CANNES — This is my third year attending Cannes, and I'm starting to get a sense for what kind of films their programmers are drawn to, which is true of every festival. Sundance has a specific character, SXSW has its identity, Toronto feels like nothing else, and Fantastic Fest is the dangerous, drunken, knife-wielding cousin to all of them. Cannes has a soft spot for a certain kind of social drama and a sort of extreme naturalism. “Hermosa Juventud” is exactly the sort of film I expect to see when I attend this festival, and as such, it's a relatively strong example.
Jamie Rosales is the writer/director of the film, and his greatest strength as a filmmaker is how invisible his touch is. The film is fairly delicate. It never goes for the big melodramatic move, even though there's plenty of opportunity. Even the synopsis for the film in the Cannes catalog leans more heavily on a plot hook than the actual film does. Rosales seems far more interested in simply capturing the way life slowly but surely lands on us than in any traditional ideas about story arc.
Carlos (Carlos Rodriguez) and Natalia (Ingrid Garcia-Jonsson) are a young Spanish couple, and when we meet them, they've been dating a little over two years. There's no end game that either of them is thinking of at this point. They're just drifting along, struggling to find jobs and keeping each other happy in the meantime. Natalia lives at home with her mother Dolores (Inma Nieto), her toddler-aged sister and her teenage brother Pedro (Juanma Calderon), with their disappointing father German (Miguel Guardiola) only occasionally wandering through their lives. It's hard for Delores, and she can be incredibly strict. Pedro in particular bristles at almost every request his mother makes.

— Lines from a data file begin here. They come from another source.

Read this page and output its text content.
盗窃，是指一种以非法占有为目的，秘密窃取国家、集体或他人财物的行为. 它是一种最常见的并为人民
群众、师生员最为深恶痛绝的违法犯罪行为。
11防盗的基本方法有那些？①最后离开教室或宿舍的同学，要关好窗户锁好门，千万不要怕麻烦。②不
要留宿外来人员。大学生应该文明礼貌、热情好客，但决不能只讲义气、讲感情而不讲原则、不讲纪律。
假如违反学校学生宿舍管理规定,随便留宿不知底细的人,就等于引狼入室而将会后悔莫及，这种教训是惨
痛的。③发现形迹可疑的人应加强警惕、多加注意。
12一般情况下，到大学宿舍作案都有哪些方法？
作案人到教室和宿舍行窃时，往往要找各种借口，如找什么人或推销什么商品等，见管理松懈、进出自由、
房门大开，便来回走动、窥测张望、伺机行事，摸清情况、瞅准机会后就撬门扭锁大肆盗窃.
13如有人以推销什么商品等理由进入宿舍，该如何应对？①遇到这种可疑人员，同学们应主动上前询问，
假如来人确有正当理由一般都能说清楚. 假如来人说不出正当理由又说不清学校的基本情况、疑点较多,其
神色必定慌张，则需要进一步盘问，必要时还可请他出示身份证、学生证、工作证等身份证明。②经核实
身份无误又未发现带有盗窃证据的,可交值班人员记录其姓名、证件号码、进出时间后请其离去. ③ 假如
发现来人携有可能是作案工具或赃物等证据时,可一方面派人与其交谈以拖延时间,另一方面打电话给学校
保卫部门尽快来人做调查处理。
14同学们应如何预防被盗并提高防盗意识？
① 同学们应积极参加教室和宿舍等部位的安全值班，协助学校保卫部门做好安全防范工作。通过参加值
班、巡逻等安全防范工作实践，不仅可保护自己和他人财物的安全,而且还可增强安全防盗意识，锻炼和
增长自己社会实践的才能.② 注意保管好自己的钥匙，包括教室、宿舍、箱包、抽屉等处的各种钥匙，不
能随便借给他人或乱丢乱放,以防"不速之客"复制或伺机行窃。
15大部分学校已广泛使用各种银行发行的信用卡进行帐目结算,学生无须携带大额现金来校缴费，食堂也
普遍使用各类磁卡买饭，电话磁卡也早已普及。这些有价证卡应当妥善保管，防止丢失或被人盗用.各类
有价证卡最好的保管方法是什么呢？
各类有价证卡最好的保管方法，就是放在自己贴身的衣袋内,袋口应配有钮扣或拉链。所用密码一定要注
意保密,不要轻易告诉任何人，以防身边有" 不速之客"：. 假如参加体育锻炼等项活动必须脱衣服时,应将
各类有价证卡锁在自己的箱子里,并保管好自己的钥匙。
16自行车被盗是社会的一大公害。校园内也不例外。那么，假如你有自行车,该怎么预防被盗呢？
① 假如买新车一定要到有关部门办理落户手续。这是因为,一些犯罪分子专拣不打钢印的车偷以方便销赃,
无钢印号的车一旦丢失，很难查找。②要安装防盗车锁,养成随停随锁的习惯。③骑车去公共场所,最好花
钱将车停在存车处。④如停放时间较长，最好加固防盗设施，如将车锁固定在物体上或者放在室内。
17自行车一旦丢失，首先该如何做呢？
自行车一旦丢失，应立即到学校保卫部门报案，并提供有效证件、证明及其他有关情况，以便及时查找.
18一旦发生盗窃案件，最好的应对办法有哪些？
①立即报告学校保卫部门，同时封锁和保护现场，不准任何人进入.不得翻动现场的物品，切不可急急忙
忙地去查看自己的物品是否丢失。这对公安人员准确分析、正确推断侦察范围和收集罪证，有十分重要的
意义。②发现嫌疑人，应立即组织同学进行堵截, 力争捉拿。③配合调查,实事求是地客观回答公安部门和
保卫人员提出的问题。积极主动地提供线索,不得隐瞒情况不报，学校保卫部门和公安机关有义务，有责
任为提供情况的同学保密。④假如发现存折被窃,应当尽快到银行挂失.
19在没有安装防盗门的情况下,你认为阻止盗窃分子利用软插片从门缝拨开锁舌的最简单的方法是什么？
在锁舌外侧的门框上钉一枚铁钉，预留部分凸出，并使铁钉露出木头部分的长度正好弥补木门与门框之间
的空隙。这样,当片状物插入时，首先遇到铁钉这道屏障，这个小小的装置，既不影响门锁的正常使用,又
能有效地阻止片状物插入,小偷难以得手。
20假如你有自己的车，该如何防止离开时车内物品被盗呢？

For Carlos, things are even more difficult at home. His mother Rosa (Patricia Mendy) was injured, and she spends her days in a fog of painkillers and inactivity, Carlos often having to bathe her. She's a large woman, and essentially unable to take care of herself. Carlos works when he can, but he always feels like he's on the short end of any arrangement. When he finds an opportunity to make a larger than normal sum for a day's work, he talks Natalia into it, and together, they appear in a porn film. The way Rosales stages the scene is matter of fact, and for two young and pretty kids, it seems like no big deal. There's no residual hurt or lingering anxiety about it, either. They have a decent afternoon, they make a little bit of money, and they move on.
When Natalia realizes she's pregnant, though, things begin to change for both of them. She realizes it's time to grow up and get serious about finding a way to provide for herself, and Carlos tries to keep pace with her. He knows what he should do, but he can't help but feel screwed by the system, by circumstance, and that lingering sense that life isn't fair leads to self-sabotage for the most part.
The film charts not only the pregnancy, but the first few years of their little girl's life, and for the most part, it is a straightforward look at the ever-shifting dynamic between Carlos and Natalia. I think Rodriguez is a solid performer, and he's able to give us some sense of the way the inner weather of this guy is affected by the world around him. Garcia-Jonsson is the star of the film, though, in every way. A lovely young woman with soft features and a plush figure, she suggests volumes through even small gestures, and watching her slowly realize that no matter how well Carlos means, she's still got to depend on herself more than anyone else, it's a real heartbreak.
One of the things that Rosales seems to have on his mind is just how hopeless things can seem when you're in your early 20s and even the worst jobs, the ones you don't really want, are unavailable to you. At one point, Carlos pins all of his hopes on a settlement he hopes to get from a court case involving a fight in a bus station, and that “maybe I'll win the lottery” mentality is too much for Natalia to accept. She knows that no one is going to hand her anything, and she begins to consider leaving the country to go someplace where she's got a better chance of finding a job. If she does that, though, it raises a number of questions about Carlos, her mother and brother, and her infant daughter.
The film builds to a final scene that I think is meant to be devastating, but Rosales doesn't really make it stick. It's sad, certainly, but because we see how little an earlier similar scene meant to Natalia, it doesn't have the awful sense of finality that it feels like Rosales is trying to accomplish. Even so, I liked a lot of it. He tells chunks of the story using the detritus of social media, as if we're flipping through the phones and the Facebook pages of these people, looking at these frozen moments even as we get a feel for what's going on beneath the surface of those images. I think filmmakers are going to have to start dealing more with this sort of thing because it is very much a part of the fabric of how we share things now. I know that for me, social media is an everyday tool, and a huge part of how I communicate with the people in my life. It has its own rhythms, its own language, and Rosales works hard to show what role it plays in the relationship between these two unlikely young parents.
“Beautiful Youth” is a solid, sincere little picture, and it offers enough simple, subtle charms to be worth seeking out. If nothing else, it is a hell of a showcase for the talented Garcia-Jonsson, who we will be watching work for a long, long time.